Amazon is a fairly poor predictor of what I might like to read next. For some reason, their algorithms just don’t work well on me. I am trying to think of a time when Amazon suggested a book, and I thought, Yes, that is exactly what I need.
I’m thinking about this today for two reasons: first, because I’m in one of those in-between states, where I can’t quite figure out what to read next; and second, because of an Amazon email that’s been sitting in my inbox since yesterday with a subject: “Discovery your next read.”
The email was well-timed, what with me at sea between books, so of course I took a look at it. The list offered ten possibilities broken into five groups. They are as follows:
Recommended for you
- Bird by Bird: Some Instructions on Writing and Life by Anne Lamott. I suspect this is because I recently read The Destiny Thief: Essays on Writing, Writers and Life by Richard Russo. Okay, maybe this is a fair recommendation, but there is a little luck involved here, as I will explain shortly.
- The Pioneers by David McCullough. This would be a great recommendation, right up my alley, if not for the fact that I have already read it.
Based on your reading
- Bridge of Sighs by Richard Russo. This is a better recommendation than the Anne Lamott because I just finished reading Empire Falls. See, I went from reading about Russo to wanting to read his writing, not more about writing. That’s the problem with the Lamott recommendation–well, one of them, anyway.
- Plain Text: The Poetics of Computation by Dennis Tenen. I suspect this is because I am partway through a fantastic book called Track Changes by Matthew Kirschenbaum, a history of the word processor.
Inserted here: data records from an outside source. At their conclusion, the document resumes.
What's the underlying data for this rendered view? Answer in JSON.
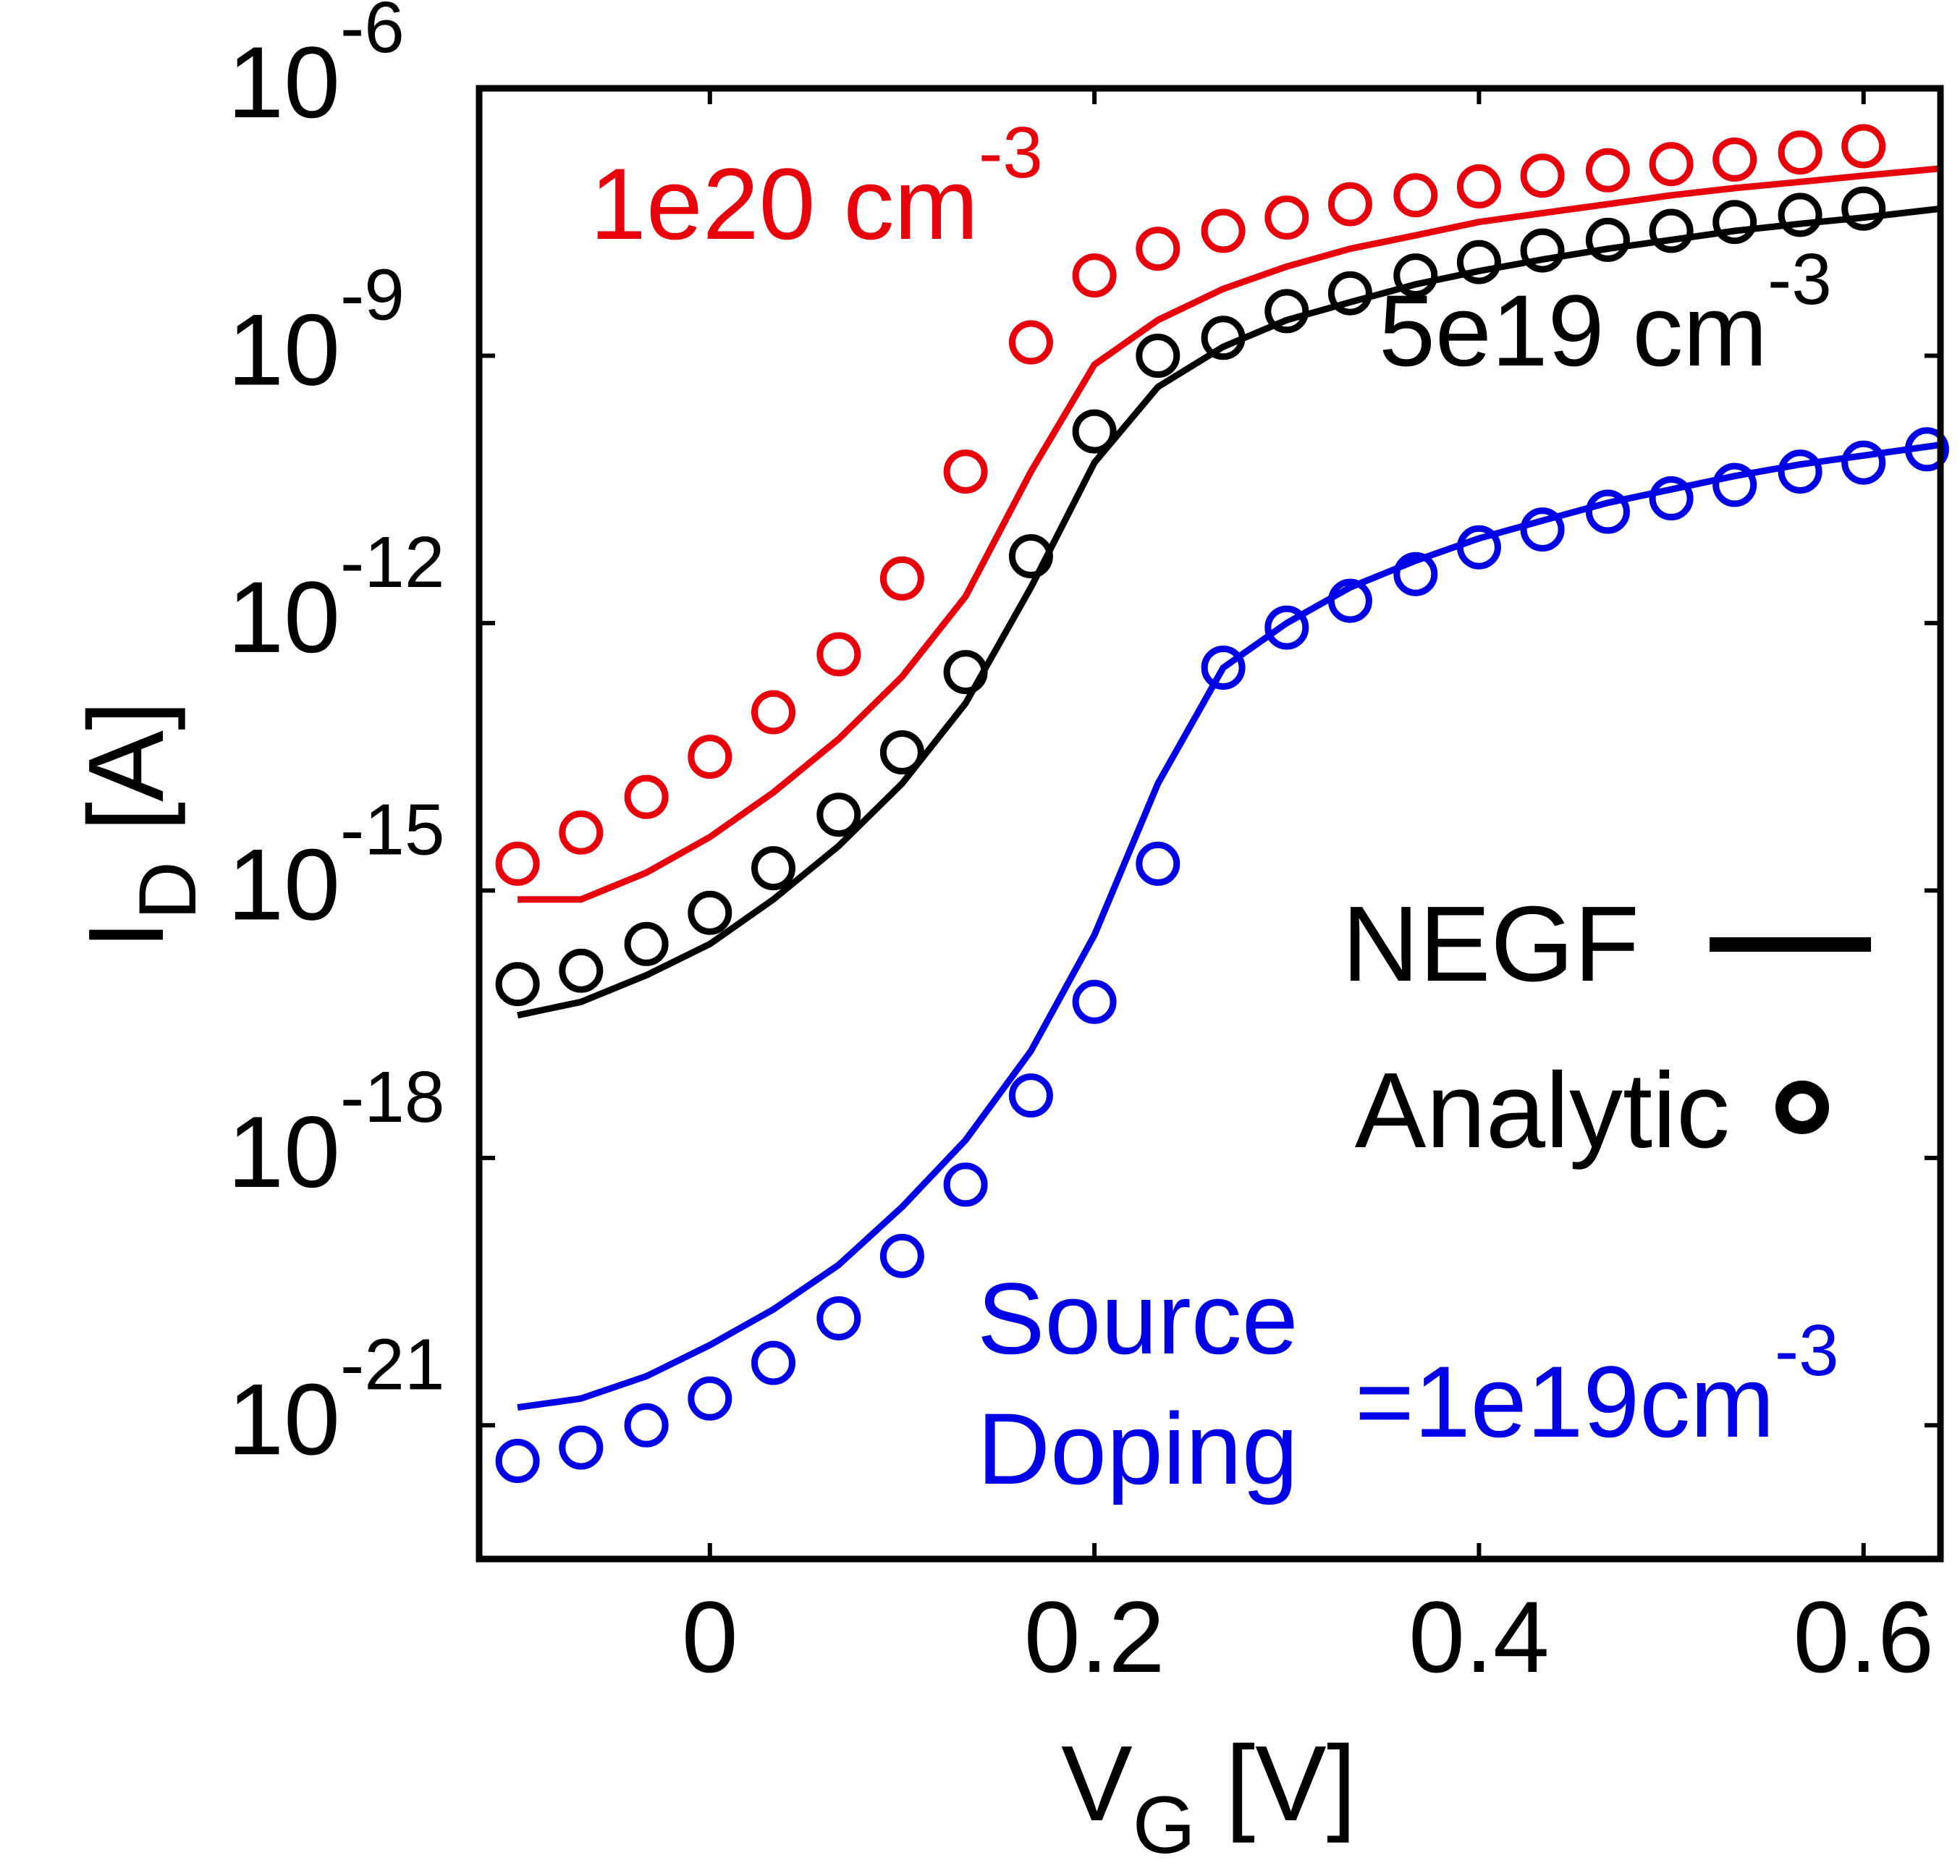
{
  "chart_data": {
    "type": "line",
    "title": "",
    "xlabel": {
      "main": "V",
      "sub": "G",
      "unit": " [V]"
    },
    "ylabel": {
      "main": "I",
      "sub": "D",
      "unit": " [A]"
    },
    "xlim": [
      -0.12,
      0.64
    ],
    "ylog_exponent_range": [
      -22.5,
      -6
    ],
    "x_ticks": [
      {
        "value": 0,
        "label": "0"
      },
      {
        "value": 0.2,
        "label": "0.2"
      },
      {
        "value": 0.4,
        "label": "0.4"
      },
      {
        "value": 0.6,
        "label": "0.6"
      }
    ],
    "y_ticks": [
      {
        "exp": -6,
        "base": "10",
        "sup": "-6"
      },
      {
        "exp": -9,
        "base": "10",
        "sup": "-9"
      },
      {
        "exp": -12,
        "base": "10",
        "sup": "-12"
      },
      {
        "exp": -15,
        "base": "10",
        "sup": "-15"
      },
      {
        "exp": -18,
        "base": "10",
        "sup": "-18"
      },
      {
        "exp": -21,
        "base": "10",
        "sup": "-21"
      }
    ],
    "series": [
      {
        "name": "1e20 cm-3",
        "color": "#e8000b",
        "negf_x": [
          -0.1,
          -0.067,
          -0.033,
          0,
          0.033,
          0.067,
          0.1,
          0.133,
          0.167,
          0.2,
          0.233,
          0.267,
          0.3,
          0.333,
          0.367,
          0.4,
          0.433,
          0.467,
          0.5,
          0.533,
          0.567,
          0.6,
          0.64
        ],
        "negf_log10": [
          -15.1,
          -15.1,
          -14.8,
          -14.4,
          -13.9,
          -13.3,
          -12.6,
          -11.7,
          -10.3,
          -9.1,
          -8.6,
          -8.25,
          -8.0,
          -7.8,
          -7.65,
          -7.5,
          -7.4,
          -7.3,
          -7.2,
          -7.12,
          -7.05,
          -6.98,
          -6.9
        ],
        "analytic_x": [
          -0.1,
          -0.067,
          -0.033,
          0,
          0.033,
          0.067,
          0.1,
          0.133,
          0.167,
          0.2,
          0.233,
          0.267,
          0.3,
          0.333,
          0.367,
          0.4,
          0.433,
          0.467,
          0.5,
          0.533,
          0.567,
          0.6
        ],
        "analytic_log10": [
          -14.7,
          -14.35,
          -13.95,
          -13.5,
          -13.0,
          -12.35,
          -11.5,
          -10.3,
          -8.85,
          -8.1,
          -7.8,
          -7.6,
          -7.45,
          -7.3,
          -7.2,
          -7.1,
          -6.98,
          -6.92,
          -6.85,
          -6.8,
          -6.72,
          -6.65
        ]
      },
      {
        "name": "5e19 cm-3",
        "color": "#000000",
        "negf_x": [
          -0.1,
          -0.067,
          -0.033,
          0,
          0.033,
          0.067,
          0.1,
          0.133,
          0.167,
          0.2,
          0.233,
          0.267,
          0.3,
          0.333,
          0.367,
          0.4,
          0.433,
          0.467,
          0.5,
          0.533,
          0.567,
          0.6,
          0.64
        ],
        "negf_log10": [
          -16.4,
          -16.25,
          -15.95,
          -15.6,
          -15.1,
          -14.5,
          -13.8,
          -12.9,
          -11.6,
          -10.2,
          -9.35,
          -8.9,
          -8.6,
          -8.4,
          -8.2,
          -8.05,
          -7.92,
          -7.8,
          -7.7,
          -7.6,
          -7.52,
          -7.45,
          -7.35
        ]
      },
      {
        "name": "Source Doping =1e19cm-3",
        "color": "#0000e6",
        "negf_x": [
          -0.1,
          -0.067,
          -0.033,
          0,
          0.033,
          0.067,
          0.1,
          0.133,
          0.167,
          0.2,
          0.233,
          0.267,
          0.3,
          0.333,
          0.367,
          0.4,
          0.433,
          0.467,
          0.5,
          0.533,
          0.567,
          0.6,
          0.64
        ],
        "negf_log10": [
          -20.8,
          -20.7,
          -20.45,
          -20.1,
          -19.7,
          -19.2,
          -18.55,
          -17.8,
          -16.8,
          -15.5,
          -13.8,
          -12.5,
          -12.0,
          -11.6,
          -11.3,
          -11.05,
          -10.85,
          -10.65,
          -10.5,
          -10.35,
          -10.22,
          -10.12,
          -10.0
        ],
        "analytic_x": [
          -0.1,
          -0.067,
          -0.033,
          0,
          0.033,
          0.067,
          0.1,
          0.133,
          0.167,
          0.2,
          0.233,
          0.267,
          0.3,
          0.333,
          0.367,
          0.4,
          0.433,
          0.467,
          0.5,
          0.533,
          0.567,
          0.6,
          0.633
        ],
        "analytic_log10": [
          -21.4,
          -21.25,
          -21.0,
          -20.7,
          -20.3,
          -19.8,
          -19.1,
          -18.3,
          -17.3,
          -16.25,
          -14.7,
          -12.5,
          -12.05,
          -11.75,
          -11.45,
          -11.15,
          -10.95,
          -10.75,
          -10.6,
          -10.45,
          -10.3,
          -10.2,
          -10.05
        ]
      }
    ],
    "annotations": {
      "red": {
        "text": "1e20 cm",
        "sup": "-3"
      },
      "black": {
        "text": "5e19 cm",
        "sup": "-3"
      },
      "blue_line1": {
        "text": "Source"
      },
      "blue_line2": {
        "text": "Doping",
        "text2": "=1e19cm",
        "sup": "-3"
      }
    },
    "legend": {
      "position": "right-middle",
      "entries": [
        {
          "label": "NEGF",
          "marker": "line"
        },
        {
          "label": "Analytic",
          "marker": "circle"
        }
      ]
    }
  }
}
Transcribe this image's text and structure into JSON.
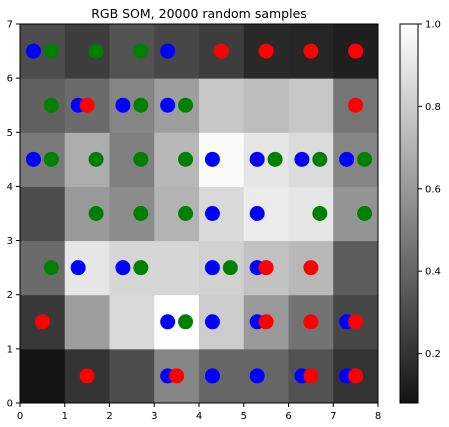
{
  "chart_data": {
    "type": "heatmap",
    "title": "RGB SOM, 20000 random samples",
    "xlim": [
      0,
      8
    ],
    "ylim": [
      0,
      7
    ],
    "xticks": [
      "0",
      "1",
      "2",
      "3",
      "4",
      "5",
      "6",
      "7",
      "8"
    ],
    "yticks": [
      "0",
      "1",
      "2",
      "3",
      "4",
      "5",
      "6",
      "7"
    ],
    "grid_values": [
      [
        0.08,
        0.2,
        0.3,
        0.52,
        0.4,
        0.4,
        0.32,
        0.2
      ],
      [
        0.22,
        0.62,
        0.85,
        1.0,
        0.8,
        0.6,
        0.45,
        0.28
      ],
      [
        0.42,
        0.9,
        0.84,
        0.84,
        0.82,
        0.76,
        0.72,
        0.36
      ],
      [
        0.3,
        0.6,
        0.55,
        0.7,
        0.85,
        0.92,
        0.9,
        0.58
      ],
      [
        0.48,
        0.68,
        0.5,
        0.72,
        0.98,
        0.9,
        0.86,
        0.52
      ],
      [
        0.38,
        0.42,
        0.52,
        0.62,
        0.78,
        0.74,
        0.78,
        0.46
      ],
      [
        0.3,
        0.24,
        0.32,
        0.28,
        0.24,
        0.16,
        0.15,
        0.12
      ]
    ],
    "colorbar": {
      "min": 0.08,
      "max": 1.0,
      "ticks": [
        "0.2",
        "0.4",
        "0.6",
        "0.8",
        "1.0"
      ],
      "tick_values": [
        0.2,
        0.4,
        0.6,
        0.8,
        1.0
      ]
    },
    "markers": [
      {
        "color": "blue",
        "hex": "#0000ff",
        "points": [
          [
            0.3,
            6.5
          ],
          [
            3.3,
            6.5
          ],
          [
            1.3,
            5.5
          ],
          [
            2.3,
            5.5
          ],
          [
            3.3,
            5.5
          ],
          [
            0.3,
            4.5
          ],
          [
            4.3,
            4.5
          ],
          [
            5.3,
            4.5
          ],
          [
            6.3,
            4.5
          ],
          [
            7.3,
            4.5
          ],
          [
            4.3,
            3.5
          ],
          [
            5.3,
            3.5
          ],
          [
            1.3,
            2.5
          ],
          [
            2.3,
            2.5
          ],
          [
            4.3,
            2.5
          ],
          [
            5.3,
            2.5
          ],
          [
            3.3,
            1.5
          ],
          [
            4.3,
            1.5
          ],
          [
            5.3,
            1.5
          ],
          [
            7.3,
            1.5
          ],
          [
            3.3,
            0.5
          ],
          [
            4.3,
            0.5
          ],
          [
            5.3,
            0.5
          ],
          [
            6.3,
            0.5
          ],
          [
            7.3,
            0.5
          ]
        ]
      },
      {
        "color": "green",
        "hex": "#008000",
        "points": [
          [
            0.7,
            6.5
          ],
          [
            1.7,
            6.5
          ],
          [
            2.7,
            6.5
          ],
          [
            0.7,
            5.5
          ],
          [
            2.7,
            5.5
          ],
          [
            3.7,
            5.5
          ],
          [
            0.7,
            4.5
          ],
          [
            1.7,
            4.5
          ],
          [
            2.7,
            4.5
          ],
          [
            3.7,
            4.5
          ],
          [
            5.7,
            4.5
          ],
          [
            6.7,
            4.5
          ],
          [
            7.7,
            4.5
          ],
          [
            1.7,
            3.5
          ],
          [
            2.7,
            3.5
          ],
          [
            3.7,
            3.5
          ],
          [
            6.7,
            3.5
          ],
          [
            7.7,
            3.5
          ],
          [
            0.7,
            2.5
          ],
          [
            2.7,
            2.5
          ],
          [
            4.7,
            2.5
          ],
          [
            3.7,
            1.5
          ]
        ]
      },
      {
        "color": "red",
        "hex": "#ff0000",
        "points": [
          [
            4.5,
            6.5
          ],
          [
            5.5,
            6.5
          ],
          [
            6.5,
            6.5
          ],
          [
            7.5,
            6.5
          ],
          [
            1.5,
            5.5
          ],
          [
            7.5,
            5.5
          ],
          [
            5.5,
            2.5
          ],
          [
            6.5,
            2.5
          ],
          [
            0.5,
            1.5
          ],
          [
            5.5,
            1.5
          ],
          [
            6.5,
            1.5
          ],
          [
            7.5,
            1.5
          ],
          [
            1.5,
            0.5
          ],
          [
            3.5,
            0.5
          ],
          [
            6.5,
            0.5
          ],
          [
            7.5,
            0.5
          ]
        ]
      }
    ]
  }
}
The only problem is, I’ve stalled on that book, not because it is bad–it is fantastic. But I am looking for something else at the moment. That makes Plain Text interesting, but not right for the moment.
Inspired by your wishlist
- The Joy of x: A Guided Tour of Math from One to Infinity by Steven Strogatz. It does sound interesting, but no, not now.
- Sync: How Order Emerges from Chaos in the Universe, Nature, and Daily Life by Steven Strogatz. Order certainly emerged from chaos here, where I got not one but two books by Strogatz, someone I’ve never heard of. What is on my wishlist that inspired these recommendations?
For you in biographies and memoirs
- Ten Innings at Wrigley by Kevin Cook. Okay, I have this audiobook, and it is downloaded to my phone, which is what I do for books that I plan on reading in the near future. This is a good prediction and recommendation, and I’ll give Amazon credit for this one.
- For the Good of the Game by Bud Selig. Interesting that both recommendations are related to baseball. This would be a good recommendation as well, yet once again, I have already read this book. Indeed, I enjoyed it so much I sent Selig a note, and even got a response from him!–Although it is possible the response I got was a form letter.
For you on Amazon charts
- Where the Crawdad Sings by Delia Owens. I’m sure it’s a great book, but it’s not up there on my radar anywhere.
- The New Girl by Daniel Silva. Not sure why Amazon would recommend the 19th book in a series when I haven’t read the first 18.
Okay, so if I were generous, I’d say that generally speaking, Amazon made 3 good recommendations: The Pioneers, Ten Innings at Wrigley, and For the Good of the Game. The problem is that I have already read two of those, so in practice, Amazon made only one good recommendation. One is better than none, I suppose, but it doesn’t encourage me to take their recommendations seriously.
There are two problems, as I see it:
First, Amazon doesn’t seem to know which books I have read and which I haven’t. I mark books “Finished” on Goodreads, which Amazon owns, so they have access to that data, and could, in theory, use that to eliminate recommendations and replace them with others. Moreover, I have finished 365 audiobooks on Audible, which Amazon also owns, and from which, they should be able to tell what I have finished and what I haven’t. That seems like a simple problem to fix.
The second problem is more complicated. Predictions work better, I suspect, for readers who read primarily within a set genre or two. But what of an eclectic reader, someone who reads, say, a classic collection of sportswriter interviews, and follows that up with a Hollywood memoir, after which he reads a book about NASA engineers, and then just for kicks, a book on the White House chiefs of staff. I suspect Amazon’s algorithms are good at saying, “If you liked the Kingkiller Chronicles, then you should try…” But how good are they at making recommendations for someone like me, whose whimsy is often guided by the butterfly effect of reading? Given that series of four books I j just listed, what direction does an algorithm take?
I empathize with Amazon’s prediction bots at times like these, when I am floating on an ocean with no interesting books in sight. Today, just to read something I started The Great American Sports Page: A Century of Classic Columns from Ring Lardner to Sally Jenkins. Maybe this one will take.